The Danish cultural journal Critique has published for the first time the full version of an essay on Waugh’s life and work written in 2009. This is entitled “Evelyn Waughs korstog mod moderniteten” (“Evelyn Waugh’s Crusade Against Modernity”) and is summarized in this introductory paragraph:
The author Evelyn Waugh developed dramatically from the ultra-modernist, depicting the decadence of the British upper class, to a sharp conservative author who in Christianity saw a way of development for Western Civilization. The great British satirist Evelyn Waugh’s conservative modernity criticism is the subject of lecturer, PhD. Søren Besenbacher’s article from Critique II (2009), which we have reproduced here from the original manuscript on the occasion of the 10th Anniversary Jubilee.

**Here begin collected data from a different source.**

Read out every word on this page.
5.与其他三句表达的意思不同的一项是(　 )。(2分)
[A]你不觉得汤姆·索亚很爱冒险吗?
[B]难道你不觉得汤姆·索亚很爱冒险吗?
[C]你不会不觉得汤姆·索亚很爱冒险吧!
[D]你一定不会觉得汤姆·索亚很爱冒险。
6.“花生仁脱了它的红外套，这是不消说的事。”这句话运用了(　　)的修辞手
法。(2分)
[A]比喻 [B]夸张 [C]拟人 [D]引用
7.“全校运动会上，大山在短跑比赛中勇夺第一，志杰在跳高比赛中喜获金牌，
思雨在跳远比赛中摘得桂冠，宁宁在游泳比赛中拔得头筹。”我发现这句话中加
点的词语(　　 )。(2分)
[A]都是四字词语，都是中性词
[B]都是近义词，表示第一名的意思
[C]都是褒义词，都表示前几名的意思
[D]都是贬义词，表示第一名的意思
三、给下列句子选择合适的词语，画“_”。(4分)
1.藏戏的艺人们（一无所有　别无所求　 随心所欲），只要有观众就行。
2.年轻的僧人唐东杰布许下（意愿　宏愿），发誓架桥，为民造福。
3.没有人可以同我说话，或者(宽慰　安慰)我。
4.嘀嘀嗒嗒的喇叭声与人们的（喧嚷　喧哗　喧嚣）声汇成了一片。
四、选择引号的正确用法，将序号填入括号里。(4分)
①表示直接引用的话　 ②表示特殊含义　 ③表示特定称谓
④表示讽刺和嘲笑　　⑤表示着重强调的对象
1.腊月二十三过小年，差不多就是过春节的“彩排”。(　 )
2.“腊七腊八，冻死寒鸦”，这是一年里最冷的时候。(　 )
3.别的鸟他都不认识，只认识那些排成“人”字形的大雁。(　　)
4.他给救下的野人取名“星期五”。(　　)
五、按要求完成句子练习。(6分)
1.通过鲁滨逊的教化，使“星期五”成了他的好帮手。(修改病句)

Besenbacher concentrates mostly on Waugh’s novels, discussing the modernism in Decline and Fall and Vile Bodies and then, following his divorce and conversion, the religious themes developed in Brideshead Revisited and Sword of Honour. There are brief references to A Handful of Dust and Put Out More Flags but the other novels are hardly mentioned. Finally, the article looks briefly at Waugh’s political philosophy (such as it is) in Robbery Under Law, the only non-fiction book that is mentioned. The translation from Danish is by Google with a few edits.